Dell products l.p. (20240135229). MOVEMENT OF OPERATIONS BETWEEN CLOUD AND EDGE PLATFORMS simplified abstract

From WikiPatents
Jump to navigation Jump to search

MOVEMENT OF OPERATIONS BETWEEN CLOUD AND EDGE PLATFORMS

Organization Name

dell products l.p.

Inventor(s)

Subhasis Bandyopadhyay of Bangalore (IN)

Parminder Singh Sethi of Ludhiana (IN)

MOVEMENT OF OPERATIONS BETWEEN CLOUD AND EDGE PLATFORMS - A simplified explanation of the abstract

This abstract first appeared for US patent application 20240135229 titled 'MOVEMENT OF OPERATIONS BETWEEN CLOUD AND EDGE PLATFORMS

Simplified Explanation

The abstract describes techniques for transferring machine learning operations between cloud and edge platforms based on analysis of results.

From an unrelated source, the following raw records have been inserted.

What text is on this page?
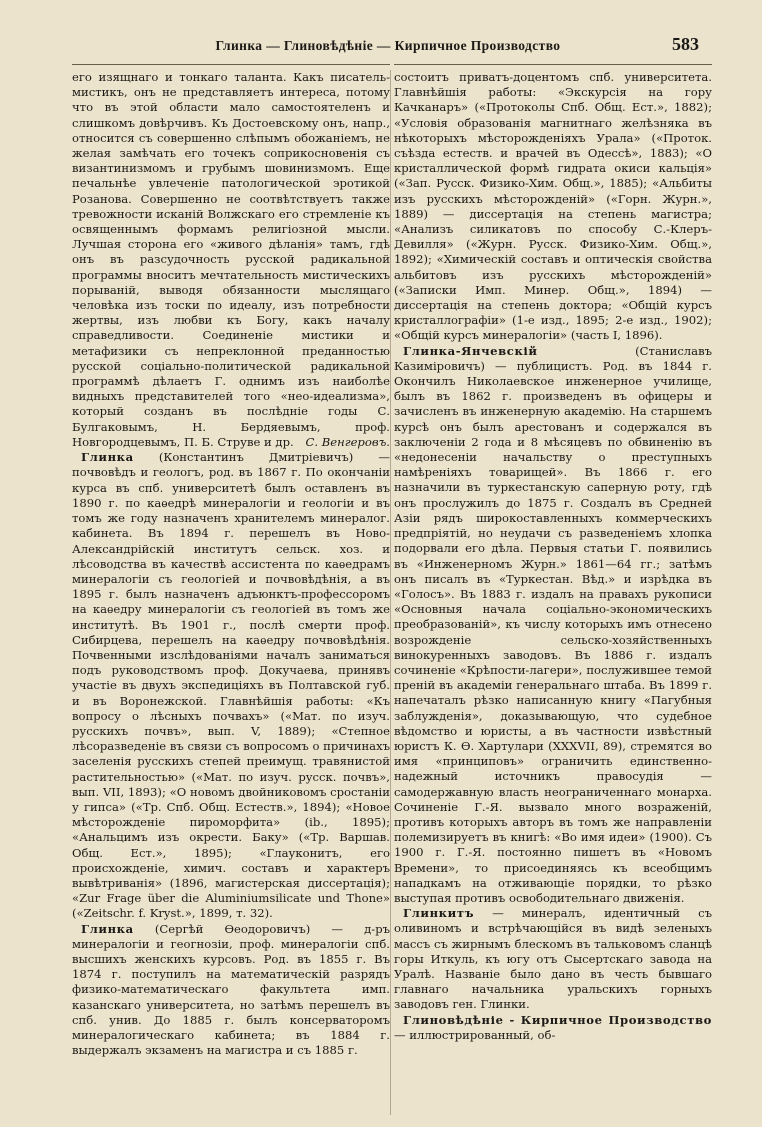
Глинка — Глиновѣдѣніе — Кирпичное Производство	583

его изящнаго и тонкаго таланта. Какъ писатель-мистикъ, онъ не представляетъ интереса, потому что въ этой области мало самостоятеленъ и слишкомъ довѣрчивъ. Къ Достоевскому онъ, напр., относится съ совершенно слѣпымъ обожаніемъ, не желая замѣчать его точекъ соприкосновенія съ византинизмомъ и грубымъ шовинизмомъ. Еще печальнѣе увлеченіе патологической эротикой Розанова. Совершенно не соотвѣтствуетъ также тревожности исканій Волжскаго его стремленіе къ освященнымъ формамъ религіозной мысли. Лучшая сторона его «живого дѣланія» тамъ, гдѣ онъ въ разсудочность русской радикальной программы вноситъ мечтательность мистическихъ порываній, выводя обязанности мыслящаго человѣка изъ тоски по идеалу, изъ потребности жертвы, изъ любви къ Богу, какъ началу справедливости. Соединеніе мистики и метафизики съ непреклонной преданностью русской соціально-политической радикальной программѣ дѣлаетъ Г. однимъ изъ наиболѣе видныхъ представителей того «нео-идеализма», который созданъ въ послѣдніе годы С. Булгаковымъ, Н. Бердяевымъ, проф. Новгородцевымъ, П. Б. Струве и др.	С. Венгеровъ.

Глинка (Константинъ Дмитріевичъ) — почвовѣдъ и геологъ, род. въ 1867 г. По окончаніи курса въ спб. университетѣ былъ оставленъ въ 1890 г. по каѳедрѣ минералогіи и геологіи и въ томъ же году назначенъ хранителемъ минералог. кабинета. Въ 1894 г. перешелъ въ Ново-Александрійскій институтъ сельск. хоз. и лѣсоводства въ качествѣ ассистента по каѳедрамъ минералогіи съ геологіей и почвовѣдѣнія, а въ 1895 г. былъ назначенъ адъюнктъ-профессоромъ на каѳедру минералогіи съ геологіей въ томъ же институтѣ. Въ 1901 г., послѣ смерти проф. Сибирцева, перешелъ на каѳедру почвовѣдѣнія. Почвенными изслѣдованіями началъ заниматься подъ руководствомъ проф. Докучаева, принявъ участіе въ двухъ экспедиціяхъ въ Полтавской губ. и въ Воронежской. Главнѣйшія работы: «Къ вопросу о лѣсныхъ почвахъ» («Мат. по изуч. русскихъ почвъ», вып. V, 1889); «Степное лѣсоразведеніе въ связи съ вопросомъ о причинахъ заселенія русскихъ степей преимущ. травянистой растительностью» («Мат. по изуч. русск. почвъ», вып. VII, 1893); «О новомъ двойниковомъ сростаніи у гипса» («Тр. Спб. Общ. Естеств.», 1894); «Новое мѣсторожденіе пироморфита» (ib., 1895); «Анальцимъ изъ окрести. Баку» («Тр. Варшав. Общ. Ест.», 1895); «Глауконитъ, его происхожденіе, химич. составъ и характеръ вывѣтриванія» (1896, магистерская диссертація); «Zur Frage über die Aluminiumsilicate und Thone» («Zeitschr. f. Kryst.», 1899, т. 32).

Глинка (Сергѣй Ѳеодоровичъ) — д-ръ минералогіи и геогнозіи, проф. минералогіи спб. высшихъ женскихъ курсовъ. Род. въ 1855 г. Въ 1874 г. поступилъ на математическій разрядъ физико-математическаго факультета имп. казанскаго университета, но затѣмъ перешелъ въ спб. унив. До 1885 г. былъ консерваторомъ минералогическаго кабинета; въ 1884 г. выдержалъ экзаменъ на магистра и съ 1885 г.

состоитъ приватъ-доцентомъ спб. университета. Главнѣйшія работы: «Экскурсія на гору Качканаръ» («Протоколы Спб. Общ. Ест.», 1882); «Условія образованія магнитнаго желѣзняка въ нѣкоторыхъ мѣсторожденіяхъ Урала» («Проток. съѣзда естеств. и врачей въ Одессѣ», 1883); «О кристаллической формѣ гидрата окиси кальція» («Зап. Русск. Физико-Хим. Общ.», 1885); «Альбиты изъ русскихъ мѣсторожденій» («Горн. Журн.», 1889) — диссертація на степень магистра; «Анализъ силикатовъ по способу С.-Клеръ-Девилля» («Журн. Русск. Физико-Хим. Общ.», 1892); «Химическій составъ и оптическія свойства альбитовъ изъ русскихъ мѣсторожденій» («Записки Имп. Минер. Общ.», 1894) — диссертація на степень доктора; «Общій курсъ кристаллографіи» (1-е изд., 1895; 2-е изд., 1902); «Общій курсъ минералогіи» (часть I, 1896).

Глинка-Янчевскій (Станиславъ Казиміровичъ) — публицистъ. Род. въ 1844 г. Окончилъ Николаевское инженерное училище, былъ въ 1862 г. произведенъ въ офицеры и зачисленъ въ инженерную академію. На старшемъ курсѣ онъ былъ арестованъ и содержался въ заключеніи 2 года и 8 мѣсяцевъ по обвиненію въ «недонесеніи начальству о преступныхъ намѣреніяхъ товарищей». Въ 1866 г. его назначили въ туркестанскую саперную роту, гдѣ онъ прослужилъ до 1875 г. Создалъ въ Средней Азіи рядъ широкоставленныхъ коммерческихъ предпріятій, но неудачи съ разведеніемъ хлопка подорвали его дѣла. Первыя статьи Г. появились въ «Инженерномъ Журн.» 1861—64 гг.; затѣмъ онъ писалъ въ «Туркестан. Вѣд.» и изрѣдка въ «Голосъ». Въ 1883 г. издалъ на правахъ рукописи «Основныя начала соціально-экономическихъ преобразованій», къ числу которыхъ имъ отнесено возрожденіе сельско-хозяйственныхъ винокуренныхъ заводовъ. Въ 1886 г. издалъ сочиненіе «Крѣпости-лагери», послужившее темой преній въ академіи генеральнаго штаба. Въ 1899 г. напечаталъ рѣзко написанную книгу «Пагубныя заблужденія», доказывающую, что судебное вѣдомство и юристы, а въ частности извѣстный юристъ К. Ѳ. Хартулари (XXXVII, 89), стремятся во имя «принциповъ» ограничить единственно-надежный источникъ правосудія — самодержавную власть неограниченнаго монарха. Сочиненіе Г.-Я. вызвало много возраженій, противъ которыхъ авторъ въ томъ же направленіи полемизируетъ въ книгѣ: «Во имя идеи» (1900). Съ 1900 г. Г.-Я. постоянно пишетъ въ «Новомъ Времени», то присоединяясь къ всеобщимъ нападкамъ на отживающіе порядки, то рѣзко выступая противъ освободительнаго движенія.

Глинкитъ — минералъ, идентичный съ оливиномъ и встрѣчающійся въ видѣ зеленыхъ массъ съ жирнымъ блескомъ въ тальковомъ сланцѣ горы Иткуль, къ югу отъ Сысертскаго завода на Уралѣ. Названіе было дано въ честь бывшаго главнаго начальника уральскихъ горныхъ заводовъ ген. Глинки.

Глиновѣдѣніе - Кирпичное Производство — иллюстрированный, об-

  • Machine learning algorithm executed on cloud platform
  • Results analyzed to determine if additional training is needed
  • If no further training needed, algorithm execution transferred to edge platform

Potential Applications

This technology can be applied in various fields such as:

  • Internet of Things (IoT) devices
  • Autonomous vehicles
  • Real-time data analysis

Problems Solved

This technology addresses the following issues:

  • Efficient resource utilization
  • Reduced latency for real-time processing
  • Seamless transition between cloud and edge computing environments

Benefits

The benefits of this technology include:

  • Improved performance of machine learning algorithms
  • Cost-effective utilization of cloud and edge resources
  • Enhanced scalability and flexibility in computing tasks

Potential Commercial Applications

This technology has potential commercial applications in:

  • Telecommunications industry
  • Healthcare sector
  • Manufacturing and industrial automation

Possible Prior Art

One possible prior art for this technology could be the concept of distributed computing systems that involve transferring computing tasks between different platforms based on specific criteria.

What are the security implications of transferring machine learning operations between cloud and edge platforms?

Transferring machine learning operations between cloud and edge platforms may raise security concerns related to data privacy, network vulnerabilities, and unauthorized access to sensitive information. Implementing robust encryption protocols and access control mechanisms can help mitigate these security risks.

How does the performance of machine learning algorithms differ when executed on cloud versus edge platforms?

The performance of machine learning algorithms may vary based on factors such as network latency, processing power, and data volume. Cloud platforms typically offer higher computational capabilities but may introduce latency issues, while edge platforms provide real-time processing but with limited resources. Optimizing algorithms for specific platforms can help achieve the desired performance outcomes.


Original Abstract Submitted

techniques are disclosed for moving operations between cloud and edge platforms. for example, a method comprises executing a machine learning algorithm on a cloud platform and analyzing results of executing the machine learning algorithm. based at least in part on the analysis, a determination is made whether the machine learning algorithm should be additionally trained. based at least in part on a negative determination further execution of the machine learning algorithm is transferred from the cloud platform to an edge platform.